有年老的長老似乎是回憶起了那時的往事,聖女鑰煙輕抿著薄唇,看著蒼穹之上的劍宗,一言不發。
沒有經歷過萬族之劫的人,永遠感受不到絕望!
「二十一州全天下的宗門為了宗門的延續皆是避而不戰,任由荒修的肆虐!」
「時人若擬入滄澗,先過劍宗八百仙。」
「——劍宗的老掌門說了這麼一句話。」
「劍宗走出了宗門。」
「數不清地劍光沖天而起,若暴雪般肆虐,千里之外仍舊能聽到劍光呼嘯之意,蒼穹之上一步便是一劍仙,一過便是一塗炭!」
每一句直刺人心!
整個聖殿一片寂靜,所有人無聲的看著眼前的一幕,望著那身後綻放著百柄長劍的女子,悄無聲息。
很多人漸漸地攥緊了雙拳,很多人咬緊了牙齒。
望著那個劍宗,望著這個被稱之為十大宗門最末的劍宗。
鏗鏘——
一柄長劍斷裂了。
斷的很清脆。
「承影,隕!」
鏗鏘——
「太阿,隕!」
「湛盧,隕!」
「純鈞,隕!」
「龍淵。

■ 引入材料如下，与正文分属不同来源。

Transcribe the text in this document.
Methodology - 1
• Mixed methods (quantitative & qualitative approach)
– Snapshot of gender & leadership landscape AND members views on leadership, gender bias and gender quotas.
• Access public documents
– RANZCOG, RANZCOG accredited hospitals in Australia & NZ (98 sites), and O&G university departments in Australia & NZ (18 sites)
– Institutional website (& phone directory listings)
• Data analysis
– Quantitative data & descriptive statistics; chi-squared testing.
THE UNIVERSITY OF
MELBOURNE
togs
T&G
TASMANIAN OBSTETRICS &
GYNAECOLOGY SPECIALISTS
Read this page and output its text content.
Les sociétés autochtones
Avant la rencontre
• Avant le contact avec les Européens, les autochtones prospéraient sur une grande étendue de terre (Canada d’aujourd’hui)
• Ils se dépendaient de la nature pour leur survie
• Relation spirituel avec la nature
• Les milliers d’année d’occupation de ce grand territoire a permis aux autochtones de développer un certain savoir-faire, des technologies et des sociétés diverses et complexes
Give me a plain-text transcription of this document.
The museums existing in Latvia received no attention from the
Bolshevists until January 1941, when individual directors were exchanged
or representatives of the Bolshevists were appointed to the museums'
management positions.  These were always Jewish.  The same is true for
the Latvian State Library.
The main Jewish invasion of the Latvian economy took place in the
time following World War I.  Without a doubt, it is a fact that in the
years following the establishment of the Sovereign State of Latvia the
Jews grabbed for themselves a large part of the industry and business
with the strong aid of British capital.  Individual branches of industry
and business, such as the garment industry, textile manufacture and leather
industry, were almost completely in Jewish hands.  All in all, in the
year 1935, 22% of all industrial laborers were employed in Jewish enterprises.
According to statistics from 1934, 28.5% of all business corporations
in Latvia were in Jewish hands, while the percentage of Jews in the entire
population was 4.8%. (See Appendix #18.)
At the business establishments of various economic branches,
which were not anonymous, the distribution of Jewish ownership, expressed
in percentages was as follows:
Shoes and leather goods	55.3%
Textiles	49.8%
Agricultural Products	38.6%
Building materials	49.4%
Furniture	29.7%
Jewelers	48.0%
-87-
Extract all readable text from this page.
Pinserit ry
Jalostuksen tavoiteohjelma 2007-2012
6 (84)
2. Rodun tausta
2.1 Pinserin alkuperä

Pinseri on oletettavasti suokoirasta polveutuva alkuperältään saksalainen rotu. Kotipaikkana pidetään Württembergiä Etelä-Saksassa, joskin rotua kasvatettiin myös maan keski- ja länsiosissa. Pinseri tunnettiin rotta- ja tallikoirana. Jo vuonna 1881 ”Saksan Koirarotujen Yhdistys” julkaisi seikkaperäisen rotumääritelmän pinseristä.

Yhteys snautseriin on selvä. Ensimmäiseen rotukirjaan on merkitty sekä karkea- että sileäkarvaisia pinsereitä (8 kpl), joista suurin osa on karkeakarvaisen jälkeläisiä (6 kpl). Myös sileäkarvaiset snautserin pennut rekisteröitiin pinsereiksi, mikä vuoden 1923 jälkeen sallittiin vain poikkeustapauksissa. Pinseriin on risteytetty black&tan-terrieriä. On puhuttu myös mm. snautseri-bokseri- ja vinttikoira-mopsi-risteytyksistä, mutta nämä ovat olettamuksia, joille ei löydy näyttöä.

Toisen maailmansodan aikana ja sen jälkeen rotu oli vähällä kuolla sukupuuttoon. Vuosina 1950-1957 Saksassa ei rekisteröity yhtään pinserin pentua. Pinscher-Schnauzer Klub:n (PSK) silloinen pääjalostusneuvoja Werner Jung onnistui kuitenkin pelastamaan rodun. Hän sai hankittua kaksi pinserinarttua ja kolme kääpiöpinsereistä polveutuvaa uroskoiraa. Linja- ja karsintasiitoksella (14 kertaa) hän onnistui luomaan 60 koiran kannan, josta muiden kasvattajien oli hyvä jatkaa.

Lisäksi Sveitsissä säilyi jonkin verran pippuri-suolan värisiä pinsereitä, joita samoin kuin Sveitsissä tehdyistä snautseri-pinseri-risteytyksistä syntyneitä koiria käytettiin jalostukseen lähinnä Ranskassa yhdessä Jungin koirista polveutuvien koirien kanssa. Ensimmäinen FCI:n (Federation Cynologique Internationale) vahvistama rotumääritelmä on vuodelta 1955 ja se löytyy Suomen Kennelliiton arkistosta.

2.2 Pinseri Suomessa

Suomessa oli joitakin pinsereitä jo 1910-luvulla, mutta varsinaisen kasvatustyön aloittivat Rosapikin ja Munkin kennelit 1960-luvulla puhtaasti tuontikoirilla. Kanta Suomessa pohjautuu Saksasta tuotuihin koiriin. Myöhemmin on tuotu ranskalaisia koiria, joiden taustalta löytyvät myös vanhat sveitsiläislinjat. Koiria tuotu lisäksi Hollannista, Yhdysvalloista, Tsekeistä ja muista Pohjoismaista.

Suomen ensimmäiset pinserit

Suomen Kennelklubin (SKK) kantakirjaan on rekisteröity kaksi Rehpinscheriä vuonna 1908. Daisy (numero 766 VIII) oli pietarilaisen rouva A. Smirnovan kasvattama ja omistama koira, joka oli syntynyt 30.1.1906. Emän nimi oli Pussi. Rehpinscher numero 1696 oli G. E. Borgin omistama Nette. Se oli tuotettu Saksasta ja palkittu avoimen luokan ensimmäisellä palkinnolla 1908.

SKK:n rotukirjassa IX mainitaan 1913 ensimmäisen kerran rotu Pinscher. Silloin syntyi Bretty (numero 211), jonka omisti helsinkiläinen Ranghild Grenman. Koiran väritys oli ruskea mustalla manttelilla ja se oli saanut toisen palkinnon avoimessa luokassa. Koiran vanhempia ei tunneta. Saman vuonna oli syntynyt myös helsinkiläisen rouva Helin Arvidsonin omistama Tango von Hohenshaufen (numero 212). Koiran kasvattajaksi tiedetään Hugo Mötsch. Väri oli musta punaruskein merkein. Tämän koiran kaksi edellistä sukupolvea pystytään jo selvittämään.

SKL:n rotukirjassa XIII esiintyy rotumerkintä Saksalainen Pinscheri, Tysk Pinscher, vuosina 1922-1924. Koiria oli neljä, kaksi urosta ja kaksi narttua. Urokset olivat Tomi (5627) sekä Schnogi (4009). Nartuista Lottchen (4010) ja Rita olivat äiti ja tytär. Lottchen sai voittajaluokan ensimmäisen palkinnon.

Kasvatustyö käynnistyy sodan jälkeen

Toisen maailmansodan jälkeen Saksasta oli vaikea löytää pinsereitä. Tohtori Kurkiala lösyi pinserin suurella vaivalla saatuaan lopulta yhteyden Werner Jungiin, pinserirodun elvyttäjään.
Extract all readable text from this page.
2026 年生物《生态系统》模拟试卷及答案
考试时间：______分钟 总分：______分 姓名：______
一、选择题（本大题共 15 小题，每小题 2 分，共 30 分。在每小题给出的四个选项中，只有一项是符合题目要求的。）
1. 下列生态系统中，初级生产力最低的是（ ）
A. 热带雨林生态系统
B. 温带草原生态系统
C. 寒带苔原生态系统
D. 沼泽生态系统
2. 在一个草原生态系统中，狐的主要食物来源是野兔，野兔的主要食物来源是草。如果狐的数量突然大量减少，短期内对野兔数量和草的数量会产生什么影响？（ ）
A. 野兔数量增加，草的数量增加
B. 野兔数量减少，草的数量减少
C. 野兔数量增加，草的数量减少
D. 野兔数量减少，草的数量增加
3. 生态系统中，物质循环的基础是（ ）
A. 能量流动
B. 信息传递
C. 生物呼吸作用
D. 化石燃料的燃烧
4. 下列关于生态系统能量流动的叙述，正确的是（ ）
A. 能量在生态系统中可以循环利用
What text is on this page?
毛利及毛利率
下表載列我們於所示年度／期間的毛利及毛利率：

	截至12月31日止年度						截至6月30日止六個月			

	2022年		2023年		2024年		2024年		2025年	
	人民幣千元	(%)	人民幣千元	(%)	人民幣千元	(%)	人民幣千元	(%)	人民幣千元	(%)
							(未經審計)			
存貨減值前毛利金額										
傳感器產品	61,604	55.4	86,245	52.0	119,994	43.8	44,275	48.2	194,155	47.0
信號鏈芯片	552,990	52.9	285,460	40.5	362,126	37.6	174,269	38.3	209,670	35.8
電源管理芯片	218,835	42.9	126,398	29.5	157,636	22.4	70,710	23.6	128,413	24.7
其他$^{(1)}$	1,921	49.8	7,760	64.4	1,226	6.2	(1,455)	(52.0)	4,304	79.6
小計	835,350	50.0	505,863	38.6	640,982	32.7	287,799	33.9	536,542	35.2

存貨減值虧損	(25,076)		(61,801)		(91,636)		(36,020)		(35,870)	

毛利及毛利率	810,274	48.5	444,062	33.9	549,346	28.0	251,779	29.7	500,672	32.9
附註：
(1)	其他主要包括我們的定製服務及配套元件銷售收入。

隕!」
「」
一柄又一柄的長劍斷裂,唯剩下劍柄握於數百隻手中。
漫天的月芒在這一刻轟然灑下,直到最後一柄劍的斷裂。
直到劍娘手中的那一柄劍的徹底斷裂。
「劍宗八百劍仙。」
「劍宗八百劍冢。」
「劍宗再無天下二字。」
「」
每一句話,每一個字極為的平淡,只是每一句話都是在述說,述說著二十一州人盡皆知的事實!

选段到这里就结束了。